November 2 (LPAC)--Merrill Lynch, the world's largest brokerage firm, was staggered when on Nov. 1 as their financial shares reached the lowest level in two years, after Deutsche Bank AG said write downs for subprime losses for the bank may rise to $10 billion. Also on the mat is the Citi-group, the largest U.S. bank, whose shares declined to a four year low.
The draw down had an immediate effect as well, in the European market, where analysts at CIBC World Markets downgraded Citigroup and Bank of America, the two biggest U.S. banks, on worries about a credit squeeze. CIBC said Citi-group needed to raise 30 billion dollars in capital over the near-term.

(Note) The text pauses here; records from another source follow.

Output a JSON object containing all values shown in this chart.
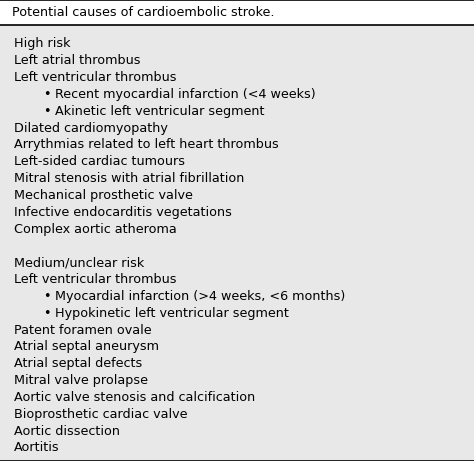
{
  "title": "Potential causes of cardioembolic stroke.",
  "bg_color": "#e8e8e8",
  "title_bg": "#ffffff",
  "text_color": "#000000",
  "font_size": 9.2,
  "title_font_size": 9.2,
  "lines": [
    {
      "text": "High risk",
      "indent": 0,
      "bullet": false
    },
    {
      "text": "Left atrial thrombus",
      "indent": 0,
      "bullet": false
    },
    {
      "text": "Left ventricular thrombus",
      "indent": 0,
      "bullet": false
    },
    {
      "text": "Recent myocardial infarction (<4 weeks)",
      "indent": 1,
      "bullet": true
    },
    {
      "text": "Akinetic left ventricular segment",
      "indent": 1,
      "bullet": true
    },
    {
      "text": "Dilated cardiomyopathy",
      "indent": 0,
      "bullet": false
    },
    {
      "text": "Arrythmias related to left heart thrombus",
      "indent": 0,
      "bullet": false
    },
    {
      "text": "Left-sided cardiac tumours",
      "indent": 0,
      "bullet": false
    },
    {
      "text": "Mitral stenosis with atrial fibrillation",
      "indent": 0,
      "bullet": false
    },
    {
      "text": "Mechanical prosthetic valve",
      "indent": 0,
      "bullet": false
    },
    {
      "text": "Infective endocarditis vegetations",
      "indent": 0,
      "bullet": false
    },
    {
      "text": "Complex aortic atheroma",
      "indent": 0,
      "bullet": false
    },
    {
      "text": "",
      "indent": 0,
      "bullet": false
    },
    {
      "text": "Medium/unclear risk",
      "indent": 0,
      "bullet": false
    },
    {
      "text": "Left ventricular thrombus",
      "indent": 0,
      "bullet": false
    },
    {
      "text": "Myocardial infarction (>4 weeks, <6 months)",
      "indent": 1,
      "bullet": true
    },
    {
      "text": "Hypokinetic left ventricular segment",
      "indent": 1,
      "bullet": true
    },
    {
      "text": "Patent foramen ovale",
      "indent": 0,
      "bullet": false
    },
    {
      "text": "Atrial septal aneurysm",
      "indent": 0,
      "bullet": false
    },
    {
      "text": "Atrial septal defects",
      "indent": 0,
      "bullet": false
    },
    {
      "text": "Mitral valve prolapse",
      "indent": 0,
      "bullet": false
    },
    {
      "text": "Aortic valve stenosis and calcification",
      "indent": 0,
      "bullet": false
    },
    {
      "text": "Bioprosthetic cardiac valve",
      "indent": 0,
      "bullet": false
    },
    {
      "text": "Aortic dissection",
      "indent": 0,
      "bullet": false
    },
    {
      "text": "Aortitis",
      "indent": 0,
      "bullet": false
    }
  ]
}
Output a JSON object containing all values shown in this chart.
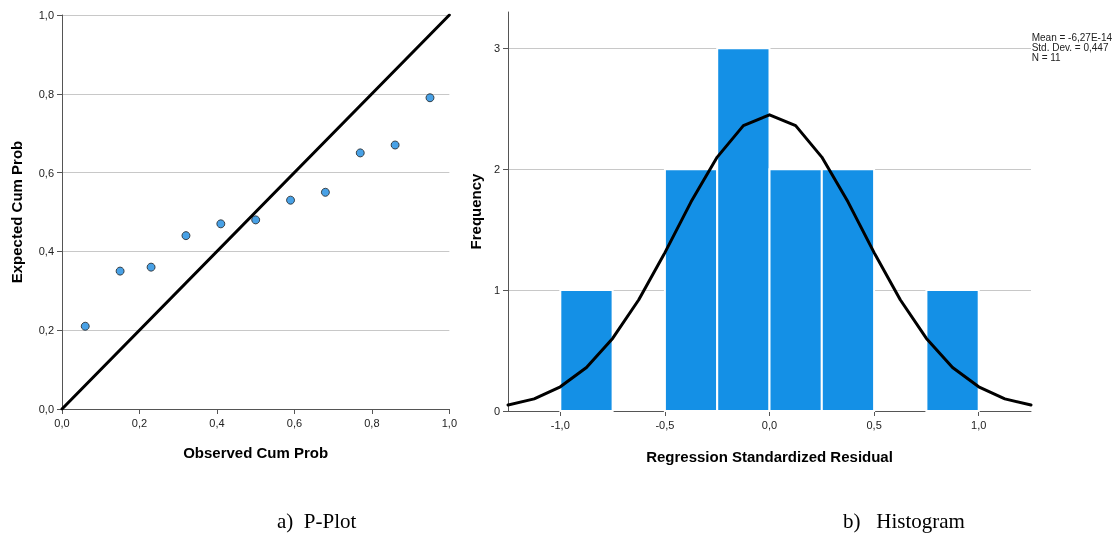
{
  "chart_data": [
    {
      "type": "scatter",
      "title": "a)  P-Plot",
      "xlabel": "Observed Cum Prob",
      "ylabel": "Expected Cum Prob",
      "xlim": [
        0,
        1
      ],
      "ylim": [
        0,
        1
      ],
      "xticks": [
        {
          "value": 0,
          "label": "0,0"
        },
        {
          "value": 0.2,
          "label": "0,2"
        },
        {
          "value": 0.4,
          "label": "0,4"
        },
        {
          "value": 0.6,
          "label": "0,6"
        },
        {
          "value": 0.8,
          "label": "0,8"
        },
        {
          "value": 1,
          "label": "1,0"
        }
      ],
      "yticks": [
        {
          "value": 0,
          "label": "0,0"
        },
        {
          "value": 0.2,
          "label": "0,2"
        },
        {
          "value": 0.4,
          "label": "0,4"
        },
        {
          "value": 0.6,
          "label": "0,6"
        },
        {
          "value": 0.8,
          "label": "0,8"
        },
        {
          "value": 1,
          "label": "1,0"
        }
      ],
      "grid": "y",
      "series": [
        {
          "marker": "circle",
          "color": "#1a8ae0",
          "x": [
            0.06,
            0.15,
            0.23,
            0.32,
            0.41,
            0.5,
            0.59,
            0.68,
            0.77,
            0.86,
            0.95
          ],
          "values": [
            0.21,
            0.35,
            0.36,
            0.44,
            0.47,
            0.48,
            0.53,
            0.55,
            0.65,
            0.67,
            0.79
          ]
        },
        {
          "type": "line",
          "marker": "none",
          "line_style": "solid",
          "color": "#000000",
          "x": [
            0,
            1
          ],
          "values": [
            0,
            1
          ]
        }
      ]
    },
    {
      "type": "histogram",
      "title": "b)   Histogram",
      "xlabel": "Regression Standardized Residual",
      "ylabel": "Frequency",
      "xlim": [
        -1.25,
        1.25
      ],
      "ylim": [
        0,
        3.3
      ],
      "xticks": [
        {
          "value": -1,
          "label": "-1,0"
        },
        {
          "value": -0.5,
          "label": "-0,5"
        },
        {
          "value": 0,
          "label": "0,0"
        },
        {
          "value": 0.5,
          "label": "0,5"
        },
        {
          "value": 1,
          "label": "1,0"
        }
      ],
      "yticks": [
        0,
        1,
        2,
        3
      ],
      "grid": "y",
      "annotations": [
        "Mean = -6,27E-14",
        "Std. Dev. = 0,447",
        "N = 11"
      ],
      "series": [
        {
          "color": "#1490e6",
          "bins": [
            -1,
            -0.75,
            -0.5,
            -0.25,
            0,
            0.25,
            0.5,
            0.75,
            1
          ],
          "values": [
            1,
            0,
            2,
            3,
            2,
            2,
            0,
            1
          ]
        },
        {
          "type": "line",
          "marker": "none",
          "line_style": "solid",
          "color": "#000000",
          "x": [
            -1.25,
            -1.125,
            -1,
            -0.875,
            -0.75,
            -0.625,
            -0.5,
            -0.375,
            -0.25,
            -0.125,
            0,
            0.125,
            0.25,
            0.375,
            0.5,
            0.625,
            0.75,
            0.875,
            1,
            1.125,
            1.25
          ],
          "values": [
            0.05,
            0.1,
            0.2,
            0.36,
            0.6,
            0.92,
            1.31,
            1.73,
            2.1,
            2.36,
            2.45,
            2.36,
            2.1,
            1.73,
            1.31,
            0.92,
            0.6,
            0.36,
            0.2,
            0.1,
            0.05
          ]
        }
      ]
    }
  ]
}
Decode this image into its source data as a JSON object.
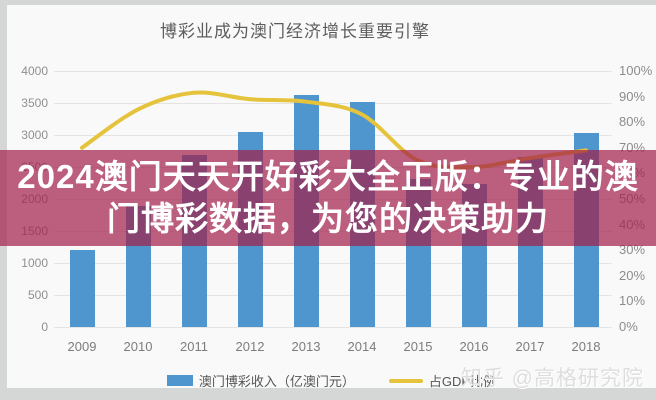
{
  "chart": {
    "title": "博彩业成为澳门经济增长重要引擎",
    "legend": [
      {
        "label": "澳门博彩收入（亿澳门元）",
        "type": "bar",
        "color": "#4e96cd"
      },
      {
        "label": "占GDP比例",
        "type": "line",
        "color": "#e5c33c"
      }
    ]
  },
  "banner": {
    "line1": "2024澳门天天开好彩大全正版：专业的澳",
    "line2": "门博彩数据，为您的决策助力",
    "bg_color": "rgba(163,28,72,0.70)",
    "text_color": "#ffffff"
  },
  "watermark": {
    "text": "知乎 @高格研究院"
  },
  "chart_data": {
    "type": "bar",
    "title": "博彩业成为澳门经济增长重要引擎",
    "categories": [
      "2009",
      "2010",
      "2011",
      "2012",
      "2013",
      "2014",
      "2015",
      "2016",
      "2017",
      "2018"
    ],
    "series": [
      {
        "name": "澳门博彩收入（亿澳门元）",
        "type": "bar",
        "axis": "left",
        "color": "#4e96cd",
        "values": [
          1203,
          1896,
          2691,
          3052,
          3618,
          3515,
          2309,
          2232,
          2657,
          3038
        ]
      },
      {
        "name": "占GDP比例",
        "type": "line",
        "axis": "right",
        "color": "#e5c33c",
        "unit": "%",
        "values": [
          70,
          85,
          91.5,
          89,
          88,
          83,
          65,
          62.5,
          66,
          69
        ]
      }
    ],
    "left_axis": {
      "min": 0,
      "max": 4000,
      "step": 500,
      "ticks": [
        "4000",
        "3500",
        "3000",
        "2500",
        "2000",
        "1500",
        "1000",
        "500",
        "0"
      ]
    },
    "right_axis": {
      "min": 0,
      "max": 100,
      "step": 10,
      "unit": "%",
      "ticks": [
        "100%",
        "90%",
        "80%",
        "70%",
        "60%",
        "50%",
        "40%",
        "30%",
        "20%",
        "10%",
        "0%"
      ]
    },
    "grid": true,
    "legend_position": "bottom"
  }
}
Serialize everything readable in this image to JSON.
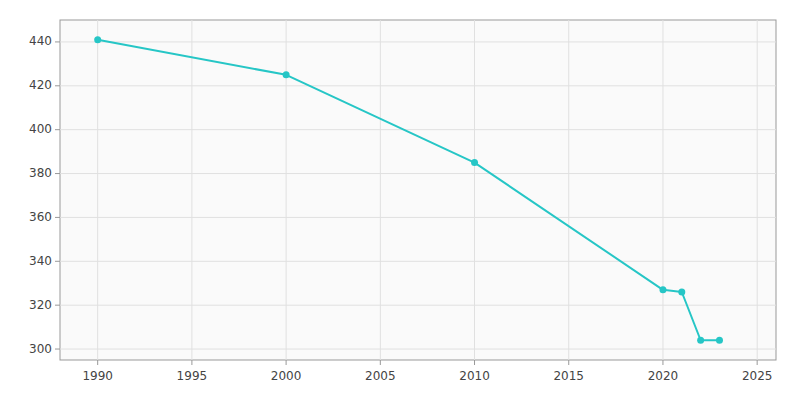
{
  "chart_data": {
    "type": "line",
    "x": [
      1990,
      2000,
      2010,
      2020,
      2021,
      2022,
      2023
    ],
    "values": [
      441,
      425,
      385,
      327,
      326,
      304,
      304
    ],
    "color": "#26c6c6",
    "marker": "circle",
    "xlim": [
      1988,
      2026
    ],
    "ylim": [
      295,
      450
    ],
    "xticks": [
      1990,
      1995,
      2000,
      2005,
      2010,
      2015,
      2020,
      2025
    ],
    "yticks": [
      300,
      320,
      340,
      360,
      380,
      400,
      420,
      440
    ],
    "grid": true
  }
}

But, what got Merrill Lynch's goat, is the news put out by the Wall Street Journal, that, in order to prevent further sliding down of its shares, the Wall Street brokerage giant may have struck a deal with hedge funds. In one such deal, a hedge fund bought $1 billion in commercial papers issued by a Merrill-related entity containing mortgages, a person close to the exchange told the WSJ. In exchange, the hedge fund had the right to sell back the commercial paper to Merrill itself, after one year for a guaranteed minimum return.
While the SEC spokesman John Nestor declined to comment and the Merrill spokespersons stayed away from answering telephones, Merrill, stung by the leak, issued a press release saying: We have no reason to believe that any such inappropriate transactions occurred." Tsk, tsk.